About 10 staff members had volunteered to go on a weekend trip to the waste disposal plant and came back gushing with new ideas and initiatives for their workplace.
"Now they see why their work is worthwhile, otherwise sorting waste is boring and doesn't speak of necessity, " Xiao says.
Another upside to organizing green-themed field trips and lectures is that it boosts work morale. "I find our people bonding better. They feel respected and that they have become part of the restaurant and the city."
That reduces the staff turnover rate, a headache for human resources departments all over the city.
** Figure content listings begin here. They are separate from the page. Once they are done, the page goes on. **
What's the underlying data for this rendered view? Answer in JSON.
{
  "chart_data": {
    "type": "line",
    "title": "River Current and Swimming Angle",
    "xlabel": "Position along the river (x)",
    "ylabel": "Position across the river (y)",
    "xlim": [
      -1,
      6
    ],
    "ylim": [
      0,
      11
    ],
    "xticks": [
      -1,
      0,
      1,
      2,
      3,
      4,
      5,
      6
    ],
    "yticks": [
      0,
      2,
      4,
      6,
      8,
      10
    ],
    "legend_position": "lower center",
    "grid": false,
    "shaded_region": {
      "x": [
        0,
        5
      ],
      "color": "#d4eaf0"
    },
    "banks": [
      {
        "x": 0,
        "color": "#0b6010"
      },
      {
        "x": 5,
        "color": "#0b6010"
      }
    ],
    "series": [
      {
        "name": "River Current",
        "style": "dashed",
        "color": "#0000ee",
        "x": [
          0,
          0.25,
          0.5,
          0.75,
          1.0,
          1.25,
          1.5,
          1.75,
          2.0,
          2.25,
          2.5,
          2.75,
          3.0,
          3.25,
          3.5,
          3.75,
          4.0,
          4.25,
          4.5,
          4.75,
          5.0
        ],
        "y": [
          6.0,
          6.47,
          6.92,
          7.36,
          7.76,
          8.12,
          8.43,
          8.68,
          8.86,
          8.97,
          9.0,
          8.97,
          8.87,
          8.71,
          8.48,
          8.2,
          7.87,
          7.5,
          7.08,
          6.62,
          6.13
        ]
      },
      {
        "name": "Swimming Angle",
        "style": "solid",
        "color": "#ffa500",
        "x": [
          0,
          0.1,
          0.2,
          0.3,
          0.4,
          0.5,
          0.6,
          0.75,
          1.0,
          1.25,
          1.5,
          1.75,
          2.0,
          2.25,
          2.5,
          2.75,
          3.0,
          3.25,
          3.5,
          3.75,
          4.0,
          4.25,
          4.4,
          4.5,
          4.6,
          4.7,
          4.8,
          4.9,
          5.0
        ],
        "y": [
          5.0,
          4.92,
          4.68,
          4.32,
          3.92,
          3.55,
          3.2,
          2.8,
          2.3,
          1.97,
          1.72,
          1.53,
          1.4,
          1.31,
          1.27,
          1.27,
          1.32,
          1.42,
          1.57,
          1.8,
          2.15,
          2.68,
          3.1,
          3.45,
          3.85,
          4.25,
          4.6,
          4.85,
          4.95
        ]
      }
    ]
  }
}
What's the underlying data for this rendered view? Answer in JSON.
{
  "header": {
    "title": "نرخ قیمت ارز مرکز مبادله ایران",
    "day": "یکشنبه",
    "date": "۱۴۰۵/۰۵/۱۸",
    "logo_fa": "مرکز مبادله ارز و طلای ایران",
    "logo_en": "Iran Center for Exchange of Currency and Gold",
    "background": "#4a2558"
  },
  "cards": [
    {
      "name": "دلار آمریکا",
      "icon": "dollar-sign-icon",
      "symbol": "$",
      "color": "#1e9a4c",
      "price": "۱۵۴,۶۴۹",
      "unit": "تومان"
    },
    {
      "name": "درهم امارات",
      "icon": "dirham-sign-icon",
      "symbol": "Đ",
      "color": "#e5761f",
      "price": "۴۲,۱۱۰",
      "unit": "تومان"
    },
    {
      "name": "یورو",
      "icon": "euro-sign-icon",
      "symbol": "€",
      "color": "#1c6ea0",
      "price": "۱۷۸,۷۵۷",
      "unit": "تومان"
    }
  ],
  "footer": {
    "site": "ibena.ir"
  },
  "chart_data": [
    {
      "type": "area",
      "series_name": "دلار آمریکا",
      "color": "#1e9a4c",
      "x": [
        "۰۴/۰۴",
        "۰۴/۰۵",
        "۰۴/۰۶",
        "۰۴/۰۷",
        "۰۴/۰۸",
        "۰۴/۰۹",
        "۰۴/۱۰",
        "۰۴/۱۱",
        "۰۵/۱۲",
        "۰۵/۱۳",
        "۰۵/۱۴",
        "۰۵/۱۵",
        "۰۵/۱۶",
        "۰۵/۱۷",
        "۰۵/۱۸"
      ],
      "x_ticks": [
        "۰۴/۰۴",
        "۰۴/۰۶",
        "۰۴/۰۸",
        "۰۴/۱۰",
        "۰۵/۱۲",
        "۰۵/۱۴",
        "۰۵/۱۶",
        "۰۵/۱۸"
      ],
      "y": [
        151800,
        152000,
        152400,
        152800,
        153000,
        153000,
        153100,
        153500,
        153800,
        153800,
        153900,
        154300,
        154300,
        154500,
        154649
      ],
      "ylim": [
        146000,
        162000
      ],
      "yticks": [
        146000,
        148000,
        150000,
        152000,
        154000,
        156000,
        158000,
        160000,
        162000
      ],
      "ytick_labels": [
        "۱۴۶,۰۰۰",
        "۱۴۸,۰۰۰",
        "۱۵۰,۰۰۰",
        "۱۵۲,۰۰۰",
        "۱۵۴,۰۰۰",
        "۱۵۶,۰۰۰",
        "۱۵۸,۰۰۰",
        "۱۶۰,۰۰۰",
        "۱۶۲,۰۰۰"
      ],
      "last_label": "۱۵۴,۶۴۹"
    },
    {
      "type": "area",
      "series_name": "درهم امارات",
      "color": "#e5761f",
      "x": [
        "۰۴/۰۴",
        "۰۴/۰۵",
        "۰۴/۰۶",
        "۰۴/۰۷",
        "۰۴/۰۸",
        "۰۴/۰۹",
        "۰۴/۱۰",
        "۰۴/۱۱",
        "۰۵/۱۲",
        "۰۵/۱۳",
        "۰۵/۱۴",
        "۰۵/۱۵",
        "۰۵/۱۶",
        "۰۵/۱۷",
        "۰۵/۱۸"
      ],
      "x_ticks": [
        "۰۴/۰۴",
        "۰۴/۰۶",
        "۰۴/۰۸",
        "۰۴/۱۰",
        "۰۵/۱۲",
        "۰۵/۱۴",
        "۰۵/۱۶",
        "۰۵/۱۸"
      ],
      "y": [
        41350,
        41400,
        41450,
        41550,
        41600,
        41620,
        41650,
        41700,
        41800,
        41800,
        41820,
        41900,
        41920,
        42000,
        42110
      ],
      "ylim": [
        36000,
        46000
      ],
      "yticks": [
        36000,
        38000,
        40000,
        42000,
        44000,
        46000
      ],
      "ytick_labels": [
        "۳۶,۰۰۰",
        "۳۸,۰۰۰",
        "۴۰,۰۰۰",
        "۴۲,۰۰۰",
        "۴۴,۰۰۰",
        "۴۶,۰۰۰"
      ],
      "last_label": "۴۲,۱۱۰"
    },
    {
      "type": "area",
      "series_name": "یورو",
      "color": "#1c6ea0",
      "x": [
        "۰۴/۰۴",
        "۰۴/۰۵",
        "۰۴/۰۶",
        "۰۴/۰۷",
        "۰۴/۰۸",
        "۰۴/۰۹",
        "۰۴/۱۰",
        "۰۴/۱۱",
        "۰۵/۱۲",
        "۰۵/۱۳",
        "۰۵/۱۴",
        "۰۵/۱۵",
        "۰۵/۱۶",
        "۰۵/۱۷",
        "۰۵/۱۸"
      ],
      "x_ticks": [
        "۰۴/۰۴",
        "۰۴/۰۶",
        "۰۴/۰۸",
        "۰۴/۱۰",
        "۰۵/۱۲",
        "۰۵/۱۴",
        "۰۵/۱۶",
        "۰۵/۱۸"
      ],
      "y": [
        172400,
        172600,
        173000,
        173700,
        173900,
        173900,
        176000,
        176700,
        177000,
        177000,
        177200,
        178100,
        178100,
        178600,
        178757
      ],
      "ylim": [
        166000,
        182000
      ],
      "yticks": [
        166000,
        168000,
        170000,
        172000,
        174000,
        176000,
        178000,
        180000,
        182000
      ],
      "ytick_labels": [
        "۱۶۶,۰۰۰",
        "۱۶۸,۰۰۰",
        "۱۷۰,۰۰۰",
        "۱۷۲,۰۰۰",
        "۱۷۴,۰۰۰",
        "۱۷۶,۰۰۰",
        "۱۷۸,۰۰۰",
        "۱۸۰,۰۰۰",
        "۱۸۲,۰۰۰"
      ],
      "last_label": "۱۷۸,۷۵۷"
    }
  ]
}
In the same way, Xiao lobbied for masks for Gung Ho's deliverymen. It costs an additional 3,000 yuan ($486) a year but Xiao has a calculated argument. Happier deliverymen who feel the company cares about their health and safety are less likely to quit.
In this way, a 3,000-yuan investment pre-empts frequent recruitment and training exercises, which may cost a lot more money otherwise.
Xiao also replaced disposable bowls and chopsticks at the staff canteen, saving more than 20,000 yuan for both the restaurant and its caterer.
To top that, "it turned out that everyone feels more at home with their own bowl and chopsticks," Xiao says.
That's just a few of the win-win solutions Xiao has managed to find. She attributes her knack of locating these sweet spots to sensitivity and passion.